The coffin of Ali Khamenei began moving through Tehran's main boulevards on Monday morning, July 6, 2026, in a procession the government expects to draw 15 million mourners over six days. Among all the faces filling the capital's streets, one was absent: Mojtaba Khamenei, the son who has held Iran's supreme leadership since March 2026.
The coffin left the Grand Mosalla complex, where the body had lain in state for two days, on a roughly 12-hour journey to Mehrabad International Airport. Crowds dressed in black lined the route, waving flags. Effigies of Donald Trump were hung at several points; posters of U.S. Vice President JD Vance, Defense Secretary Pete Hegseth, and Israeli Prime Minister Benjamin Netanyahu circulated bearing the words "There will be blood."
Iranian Army Chief Major General Amir Hatami addressed the mourners: "Those who committed this crime must know that the nation of Iran and all of us will never cease in our pursuit of and demand for justice." A 38-year-old man in the crowd told AFP: "The killers [of Khamenei] must face punishment."
Bigger than Khomeini in 1989, and more controlled
The funeral of Ayatollah Ruhollah Khomeini in June 1989 holds a Guinness World Record: roughly 10.2 million mourners, about 16 percent of Iran's population at the time. The two-day procession inside Iran ended in chaos when crowd pressure forced the coffin to be airlifted by helicopter.
Iran's government designed a different format for Khamenei: six days, two countries. After Tehran, the procession moves to Qom on Tuesday, July 7, then to Najaf and Karbala in Iraq on Wednesday, July 8, before concluding in Mashhad on Thursday, July 9. The 131-day delay since his death on February 28, 2026, justified on post-war security grounds, gave organizers time to plan logistics at this scale.
Khamenei died on the opening day of a five-week war between Iran and a combined U.S.-Israeli force, aged 86, after nearly 37 years in power. Family members reported killed in the same strike include his daughter, a son-in-law, a daughter-in-law, and a 14-month-old granddaughter.
Why is Mojtaba Khamenei absent from his father's funeral?
Reuters reported that Mojtaba suffered serious injuries in the February 28 strike that killed his father: his face was disfigured and one or both of his legs were severely injured. Since the Assembly of Experts appointed him as the new supreme leader in March 2026, Tehran has released no public appearances or official images of him.
Three of Khamenei's other sons, Mostafa, Meysam, and Masoud, prayed near the coffin on Sunday, July 5. Parliament Speaker Mohammad Bagher Ghalibaf praised the "proud and invincible Islamic nation of Iran" paying tribute to the "martyr." Mojtaba was not among them.
For decades, Iranian officials rejected father-to-son succession as "dynastic." When it finally happened in the middle of a war, the man who rose to power is the one least seen in public.
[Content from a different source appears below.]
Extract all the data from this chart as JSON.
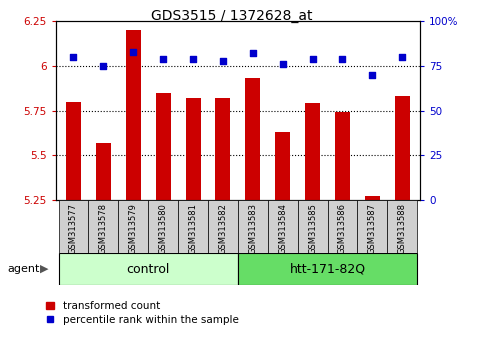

This procession is designed as a post-war show of strength: millions in Tehran's streets to demonstrate that the Islamic Republic remains intact after its leader was killed and its capital bombed. The crowds prove that mass mobilization is still possible. The narrative the government is building centers on Khamenei's martyrdom, not on his successor's presence.
For Indonesia, two direct channels connect Tehran to Jakarta: oil prices that track Gulf stability, and the religious travel routes that pass through Iraq, including Najaf and Karbala, two stops on this week's procession. The Strait of Hormuz, which Iran declared closed during the war, remains a tension barometer that has not fully settled.
Before the final burial in Mashhad on Thursday, July 9, one question remains: whether Mojtaba Khamenei will finally appear in public.